Again, thank you very much for your review, and recommendations.

GregGonzalez 2013-03-15 22:22:51
After a quick review, it appears the high rows from the scan are a result of the higher than expected executions against this table to fulfill the join (8144), due to an inaccurate estimate on the join between #WorkingData and MoxyAllocation_Audit. Since the join columns in #WorkingData (OrderId, PortId, AuditEventId) effectively come from MA_Audit, it doesn't seem to make sense that only 1 row would result from this join, per the estimate. I suspect this may be related to the implicit conversion on PortId. Paul may have some additional insight here.

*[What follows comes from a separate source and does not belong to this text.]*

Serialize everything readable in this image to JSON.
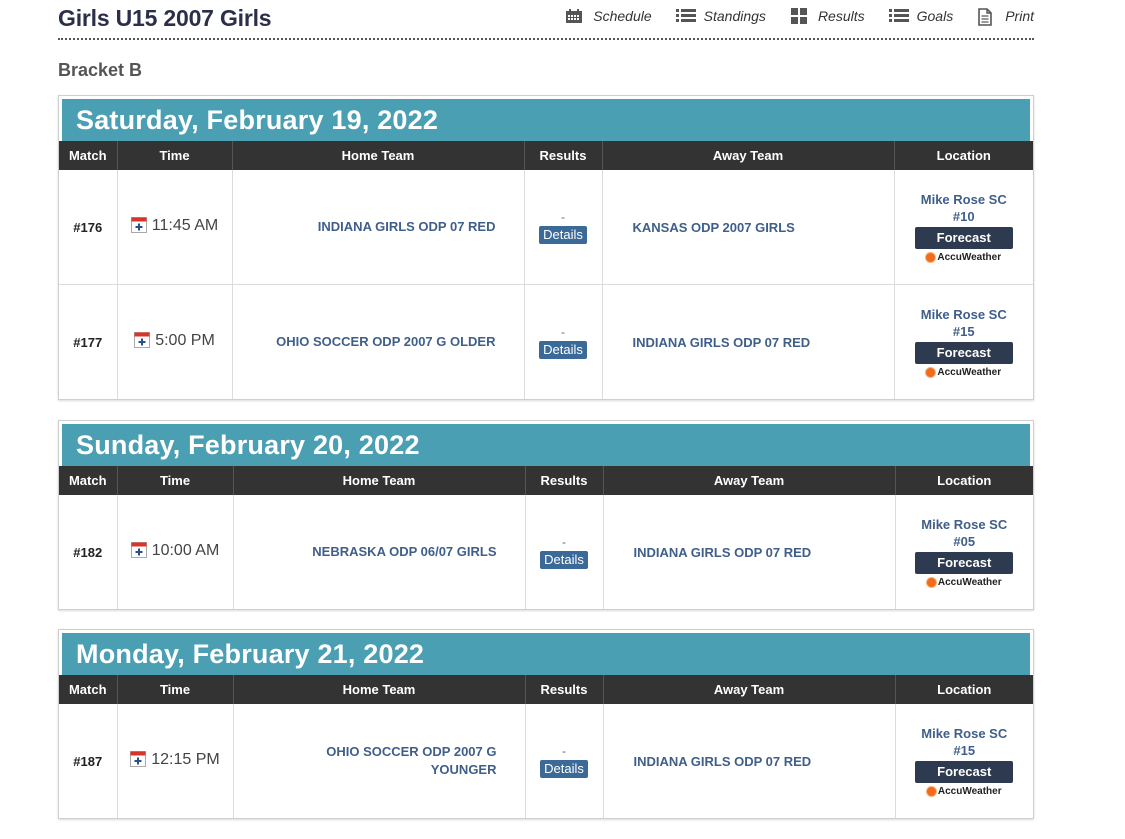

This bad estimate is also causing a suboptimal plan to be selected. In the After plan, you still have the same problem, but SQL doesn't have to scan #FillData each time to find the matching OrderId, resulting in a more efficient inefficient plan ๐Ÿ˜‰

I'd advise changing the datatype on #WorkingData.PortId to match the source table, MA_Audit, and adding a n/c index on #WorkingData with AllocUserDef2 as the first key, and see what happens to the plan. Please post it if it changes things dramatically. Thanks.

SQLJarhead 2013-03-16 22:29:09
I ran another test using the suggested recommendation without the index on the #FillData table, same result. I have uploaded another zip file containing the PE plan.
SQLkiwi 2013-03-18 06:59:28
The 1 row estimate after the initial join is indeed unexpected. You may receive a better execution plan if you materialize the result of this join in a temporary table. A good index for the #FillData table appears to be keyed on OrderId with ActionDate as an included column. Alternatively, consider a (unique if possible) clustered index on OrderId.

That said, with a better cardinality estimate further upstream, the optimizer will likely choose a hash join even without the index, which may be 'good enough'.

GregGonzalez 2013-03-18 14:29:41
Please share any plan updates after implementing Paul's temp table suggestion as it'll be interesting to see what happens to the rest of the plan.